Manchester Trams now on iOS
June 8, 2024
If you read my last post, I mentioned that I was working on launching the Manchester Trams app on the App Store.
Well, just after that post, I spent the entire next day building and testing and finally submitted v1 into review at about 11pm, so here's how it went!
The build process
Firstly, the build process went smoother than I expcted. Under the hood, the app uses Ionic 8 and Vue so I can build it as a web app and then compile to Android or iOS easily peasily, but as this was my first time building for iOS I expected a ton of IDE errors and warnings to iron out first. This was not the case, in fact I loaded the build up in Xcode, tested it on the simulator and huzzah! Worked first time!
There were a few UI changes to make to the app, the big one being the island on iPhones blocking the header bar. This I fixed by simply increasing the padding top value on iOS than on Android.
From there, I googled various things; how to add an App Icon, how to connect to the App Store (this was an issue to begin with but turns out I was using the wrong certificates), what to do if my app goes mega-viral and Im running the api on Vercel etc.

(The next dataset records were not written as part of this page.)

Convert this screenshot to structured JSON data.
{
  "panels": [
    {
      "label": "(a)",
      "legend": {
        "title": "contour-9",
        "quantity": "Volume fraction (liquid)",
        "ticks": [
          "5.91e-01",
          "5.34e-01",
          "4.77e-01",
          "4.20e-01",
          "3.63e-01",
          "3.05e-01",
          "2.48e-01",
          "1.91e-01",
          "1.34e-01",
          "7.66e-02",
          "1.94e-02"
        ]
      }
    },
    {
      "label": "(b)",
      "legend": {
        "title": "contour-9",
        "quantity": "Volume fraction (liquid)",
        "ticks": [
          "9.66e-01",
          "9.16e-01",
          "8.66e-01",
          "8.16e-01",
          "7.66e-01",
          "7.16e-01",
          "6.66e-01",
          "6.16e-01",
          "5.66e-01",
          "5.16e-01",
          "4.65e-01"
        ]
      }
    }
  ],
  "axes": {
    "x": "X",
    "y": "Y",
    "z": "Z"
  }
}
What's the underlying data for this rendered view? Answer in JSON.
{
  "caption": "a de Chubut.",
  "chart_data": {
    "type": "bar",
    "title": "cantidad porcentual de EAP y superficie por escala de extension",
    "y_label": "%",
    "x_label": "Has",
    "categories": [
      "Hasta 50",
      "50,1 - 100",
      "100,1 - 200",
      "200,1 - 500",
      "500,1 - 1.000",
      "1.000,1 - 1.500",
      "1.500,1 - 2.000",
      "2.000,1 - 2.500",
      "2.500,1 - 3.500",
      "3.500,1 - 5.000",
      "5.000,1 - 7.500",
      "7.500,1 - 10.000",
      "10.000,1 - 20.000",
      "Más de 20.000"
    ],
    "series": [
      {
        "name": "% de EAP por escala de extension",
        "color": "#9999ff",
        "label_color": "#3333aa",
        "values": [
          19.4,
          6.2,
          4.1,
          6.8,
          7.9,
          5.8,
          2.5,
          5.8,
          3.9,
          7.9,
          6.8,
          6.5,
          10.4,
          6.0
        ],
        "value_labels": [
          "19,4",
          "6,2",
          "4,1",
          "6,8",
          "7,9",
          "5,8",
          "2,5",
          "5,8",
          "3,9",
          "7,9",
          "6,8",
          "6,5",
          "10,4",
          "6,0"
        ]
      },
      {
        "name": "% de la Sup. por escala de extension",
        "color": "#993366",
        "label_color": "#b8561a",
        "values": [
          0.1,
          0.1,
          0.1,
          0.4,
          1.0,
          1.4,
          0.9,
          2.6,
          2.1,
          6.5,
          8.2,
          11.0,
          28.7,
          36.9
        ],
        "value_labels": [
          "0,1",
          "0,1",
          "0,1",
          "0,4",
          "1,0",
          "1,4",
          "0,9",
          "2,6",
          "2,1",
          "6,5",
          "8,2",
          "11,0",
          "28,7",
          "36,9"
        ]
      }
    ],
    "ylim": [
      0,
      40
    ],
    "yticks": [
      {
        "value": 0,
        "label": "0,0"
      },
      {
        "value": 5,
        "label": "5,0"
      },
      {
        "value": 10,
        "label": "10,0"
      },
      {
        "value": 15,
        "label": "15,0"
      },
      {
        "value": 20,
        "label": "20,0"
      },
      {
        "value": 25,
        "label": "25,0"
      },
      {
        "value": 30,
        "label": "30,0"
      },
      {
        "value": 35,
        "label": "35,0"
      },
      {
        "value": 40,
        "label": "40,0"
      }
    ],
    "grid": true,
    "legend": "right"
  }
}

None of these things were particularly difficult, the App Icon editor in Xcode is very similar to Android Studio, the certificates issue was cleared up once I actually read the docs, and I like how Xcode can automatically upload the latest version to App Store Connect unlike the Play Store where Im still manually uploading files like a Caveman.
The Launch
With the app tested on a few physical and virtual devices, I submitted the manchester_trams_v1_final_final.ios app for review on the App Store and went to bed. The next morning, I woke up to it having failed review due to broken Google Admob code, so I quickly fixed that, resubmitted and waited again.
5pm came around and I got the notification that the app was now Ready for Distrubition, this was great news! The app was now slowly rolling out to the app store 😎
The Marketing
Last year when I was looking to grow the Android app, I posted on the local r/Manchester subreddit and the post took off with thousands of impressions and hundreds of downloads. One recurring comment I kept getting from other redditors is that they'd love if the app was on iOS, so once the app had finally appeared fully on the App Store, I returned to the Reddit post and replied to every iOS comment with a link to the app.
After that, I posted a proper thread on the subreddit with a link to both Android and iOS apps. Whilst this post didn't take off like the original Android one did, it still got a few thousand impressions and drove around 80 - 100 downloads in the first day!
The Aftermath
With the downloads slowly growing on iOS after the launch, the last thing I had to do was to get ads working as I'd ditched the broken code in order to launch sooner so I spent several days fixing Google Ads, with the 6th version release since v1 finally showing ads to some users.
However, I found out that iOS users can simply opt out of showing Google Ads which isn't great considering the ads are how I fund running the app. So the iOS venture may not be as profitable as I originally expected, if anyone has any ideas on better Ad networks, etc, please reach out! 😅
Thats all for this article, a small but successful launch, and a round up of what happened!